By the way, some girls have their own dialects too. In the late twenties and early thirties it was what we would call today, "Telephone Operator." Today it's "Valley Girl." Girls have their own textiles, color palettes, glasses, bottled water, cigarettes, recipes, candy, philosophy, books, cable channels, movies...even their own pencils and pens.....even their own science. It's a different culture.
It occurred to me that there are two kinds of faces in the world. In one kind (above) the elements are unified. All the features seem to fit with each other. You would expect a girl with eyes like the ones above to have a small mouth, and a girl with those kind of rounded cheeks to have a rounded nose. Everything harmonizes, as if the face were sculpted from a carefully made blueprint.
Young women in particular have faces like this.
The other type of face (above) is diversified. In this example the lips seem out of sync with the rest of the face. I picked a pretty extreme example just to prove a point. On most women the out of sync quality isn't this drastic, and doesn't detract at all.
Older people tend to be out of sync more than younger people. I guess that's because different parts of the face age in different ways. A face can be in sync in youth, and out of sync in middle age. Oddly enough, extreme old age tends to put the face back in sync again.

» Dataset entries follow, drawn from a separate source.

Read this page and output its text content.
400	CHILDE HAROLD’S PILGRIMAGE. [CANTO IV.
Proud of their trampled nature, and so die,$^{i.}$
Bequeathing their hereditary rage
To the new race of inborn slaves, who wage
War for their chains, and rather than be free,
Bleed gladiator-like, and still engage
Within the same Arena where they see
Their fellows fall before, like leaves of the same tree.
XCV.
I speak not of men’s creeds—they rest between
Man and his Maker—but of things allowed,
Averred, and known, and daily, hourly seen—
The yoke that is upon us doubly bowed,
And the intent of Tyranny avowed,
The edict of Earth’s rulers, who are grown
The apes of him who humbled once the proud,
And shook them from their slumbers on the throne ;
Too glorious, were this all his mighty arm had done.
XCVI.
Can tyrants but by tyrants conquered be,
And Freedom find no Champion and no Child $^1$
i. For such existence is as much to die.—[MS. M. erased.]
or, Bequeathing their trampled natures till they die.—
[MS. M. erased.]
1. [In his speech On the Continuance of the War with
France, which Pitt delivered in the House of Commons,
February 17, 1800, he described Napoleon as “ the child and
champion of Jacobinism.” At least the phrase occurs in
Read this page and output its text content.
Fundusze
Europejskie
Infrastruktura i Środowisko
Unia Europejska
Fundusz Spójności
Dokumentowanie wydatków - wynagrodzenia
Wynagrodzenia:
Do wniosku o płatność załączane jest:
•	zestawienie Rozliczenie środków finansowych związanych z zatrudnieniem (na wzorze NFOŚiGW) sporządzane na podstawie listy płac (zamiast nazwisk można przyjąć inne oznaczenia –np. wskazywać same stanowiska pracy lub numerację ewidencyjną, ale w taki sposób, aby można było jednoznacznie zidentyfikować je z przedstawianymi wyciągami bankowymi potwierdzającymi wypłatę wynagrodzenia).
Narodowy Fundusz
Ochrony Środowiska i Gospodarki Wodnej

In the case of the woman above, whole facial masses are out of sync. The upper half of the face is broad and wide. The lower part is long and slender. She's still pretty. Every detail within the two masses is in sync, only the two large masses are off.
Here's (above) a woman with three major masses that are out of sync: the forehead and eyes are one mass, the cheeks and nose are another, and the mouth and chin are still another. Three separate design groups on one face! I kinda like it.
Here (above) we're back to a unified design again. What harmonizes this face is the repetition of rounded chevron shapes, not only in the details of the face, but in the shape of the jaw.
That's all I have to say about faces. I hope I haven't given the women on the site something to worry about. Most people have out of sync faces after 25 or so...that's what gives them character. Look what it did for Jeanne Moreau (above).
I have nothing else to say about facial structure, but while searching for faces on the net I discovered the interesting pictures above and below, so I thought I'd pass them on.
What do you think of the picture of the two sisters above (click to enlarge)? I like it a lot. It's so happy, so full of good vibes. It brings back pleasant memories of family members I met when I was a kid.
Okay, this is gruesome. Sometime after this picture (above) was taken, this woman was shot in the face with a shotgun. After shooting her, her husband shot himself. Miraculously both survived, but the wife required a facial transplant, possibly the world's first.
Here she is before surgery (above, left), and after (above, right). I assume the swelling in the jaw'll go down when the face heals. If you cover the overly-broad part of the face, you can see that the middle is a big improvement. Maybe I'll donate my face to somebody before I kick the bucket. It won't mean much without the buck teeth, though.